Короче говоря, там часок, там минутка, все это накапливалось, и прав был Борис Захарович, что рассердился за опоздание. Оставались считанные часы до отправки метеостанции, и, толком ничего не объяснив, Дерябин поставил условие:

— Успеете справиться — пожалуйста. Нет — пеняйте на себя. Обойдемся старым прибором.

Бабкин втайне побаивался своего бывшего начальника, да и Багрецов, который знал его не меньше, тоже робел перед ним. Во всяком случае, не только выговора, но и простого замечания от Бориса Захаровича получать не хотелось. Человек он заслуженный, уважаемый, что перед ним оправдываться? Не солидно.

В приемной директора НИИАП разговаривать было некогда. Бабкин только успел спросить:

— На том же месте устанавливать?

Дерябин ответил утвердительно и, услышав звонок Медоварова, скрылся в кабинете. К зданию института подъехал закрытый пикап, и заспанный шофер доставил наших инженеров к огромному ангару. У самого входа оказалась лесенка, она вела в кабину автоматической радиометеостанции.

В темноте нельзя было разобрать, но Бабкину показалось, что кабина чересчур велика, гораздо больше тех, где ему не раз приходилось устанавливать аппараты. Последнюю из таких станций отправили в горы Алтая.

Ничего не было странного в том, что новая, усовершенствованная радиометеостанция находилась на территории НИИАП; также не было странно и то, что ее здесь готовили к отправке. А поднявшись по тонкой металлической лесенке вверх и встретив там знакомую аппаратуру, Бабкин и вовсе убедился, что придется иметь дело с вещами привычными, какой бы формы и величины кабина эта ни была.

Времени оставалось мало. В кабину забегали какие-то инженеры, — судя по всему, к метеорологии касательства не имеющие, — торопили, отчего у Багрецова падала из рук отвертка и дело не спорилось. Собственно говоря, дело-то было несложное: подсоединить прибор к выводной трубке, которая проходила сквозь крышу кабины, подвести питание, включить в радиопередающую систему и проверить, как это все будет работать.

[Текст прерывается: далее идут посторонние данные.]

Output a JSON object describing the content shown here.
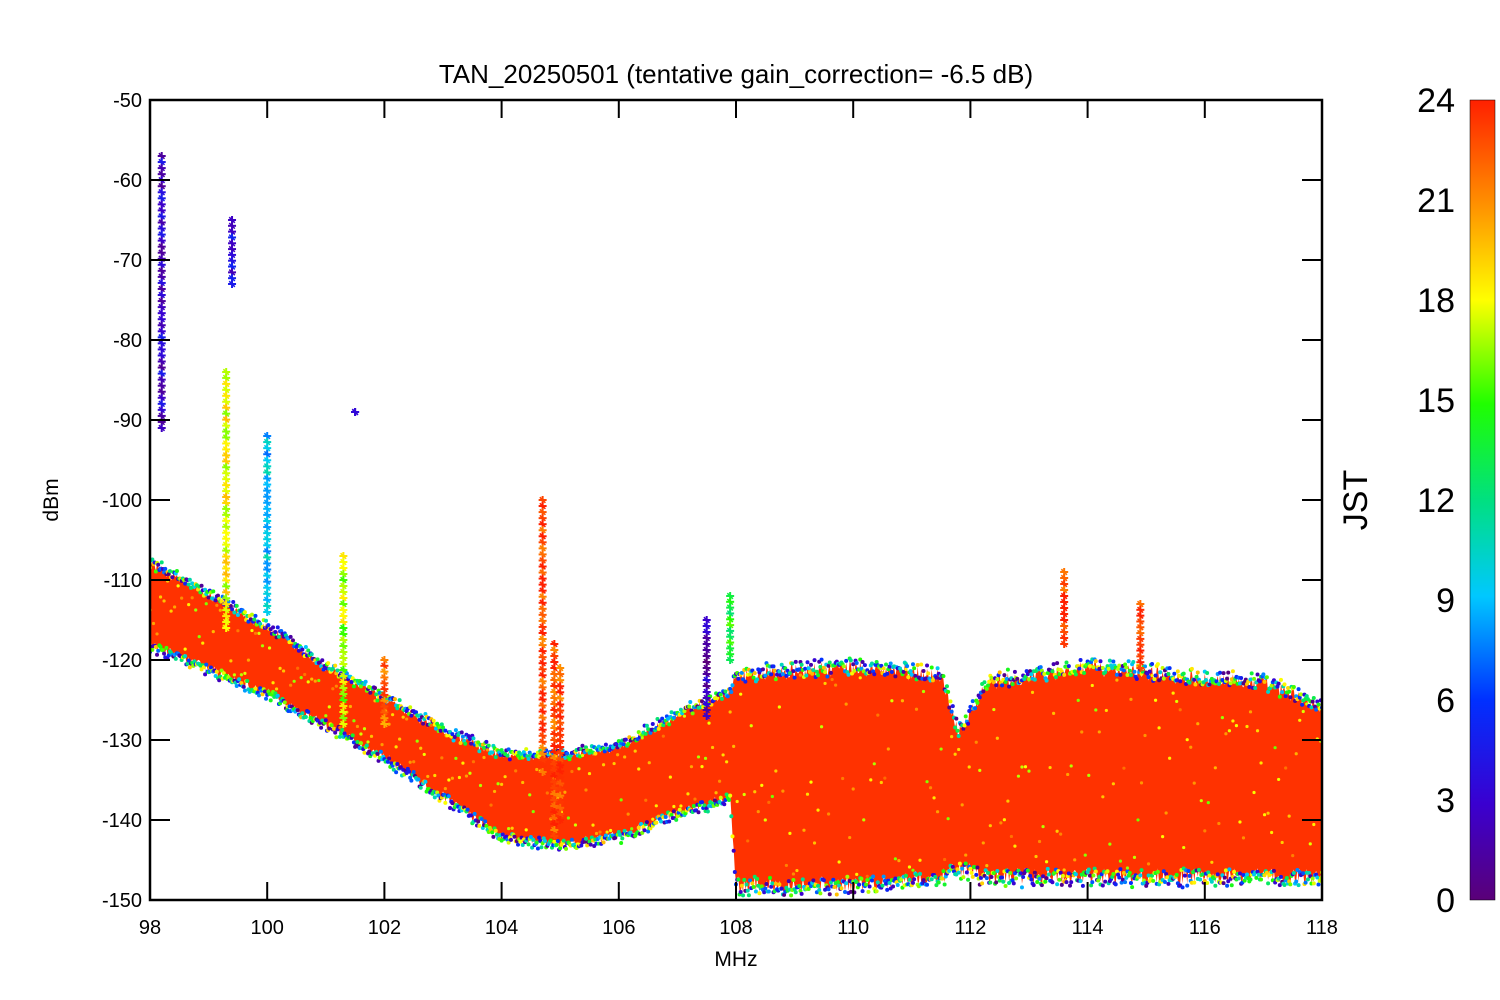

Радиостанция включалась автоматически на несколько минут, за это время нужно было передать не только показатели, определяющие влажность, но и целый ряд других: температуру, давление, направление и силу ветра, — короче говоря, все то, что интересует синоптиков при составлении карт погоды.

В кабине метеостанции была установлена стандартная аппаратура, поэтому даже не такие опытные специалисты, как наши инженеры, смогли бы разобраться в схеме соединений и включить нужный прибор. Теперь оставалось лишь проверить на контрольном приемнике, как будут слышны сигналы. Непосредственно возле мощного передатчика это не делается, нужно отойти подальше. Вот почему друзья оказались не возле ангара, а в кустах у подземного склада.

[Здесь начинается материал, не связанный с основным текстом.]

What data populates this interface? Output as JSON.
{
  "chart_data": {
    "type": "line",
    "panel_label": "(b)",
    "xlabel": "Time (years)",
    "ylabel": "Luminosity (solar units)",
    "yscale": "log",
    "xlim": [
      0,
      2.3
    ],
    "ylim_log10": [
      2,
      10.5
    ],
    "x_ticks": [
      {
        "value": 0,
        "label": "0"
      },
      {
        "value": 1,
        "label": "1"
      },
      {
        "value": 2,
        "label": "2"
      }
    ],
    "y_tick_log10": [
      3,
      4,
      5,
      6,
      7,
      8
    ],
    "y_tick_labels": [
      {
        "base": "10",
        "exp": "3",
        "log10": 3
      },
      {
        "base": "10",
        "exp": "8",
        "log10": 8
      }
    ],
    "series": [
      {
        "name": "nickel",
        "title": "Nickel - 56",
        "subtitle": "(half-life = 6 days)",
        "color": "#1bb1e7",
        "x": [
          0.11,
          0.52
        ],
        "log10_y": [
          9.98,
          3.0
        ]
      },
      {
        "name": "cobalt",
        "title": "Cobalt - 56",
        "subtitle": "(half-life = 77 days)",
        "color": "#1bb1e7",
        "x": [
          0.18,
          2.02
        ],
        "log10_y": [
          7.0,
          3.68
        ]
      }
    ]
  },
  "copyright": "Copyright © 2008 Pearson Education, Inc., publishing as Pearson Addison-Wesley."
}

— Я до сих пор не могу прийти в себя из-за этой катастрофы, — говорил Багрецов, рассеянно поворачивая ручку приемника. — Какая-то паршивая птица, нелепая случайность — и человека уже нет.

Сдвинув на лоб кепку, Тимофей почесал затылок.

— Всякие бывают случайности. Идешь себе спокойно, ни о чем не думая, и вдруг падает тебе на голову цветочный горшок. Потом в стенгазете заметка: «Трагическая смерть…»

— Без шуточек не можешь?

— Какие тут шуточки? Это просто самозащита. А у тебя, я смотрю, руки дрожат. Ведь успели же. Осталось только проверить.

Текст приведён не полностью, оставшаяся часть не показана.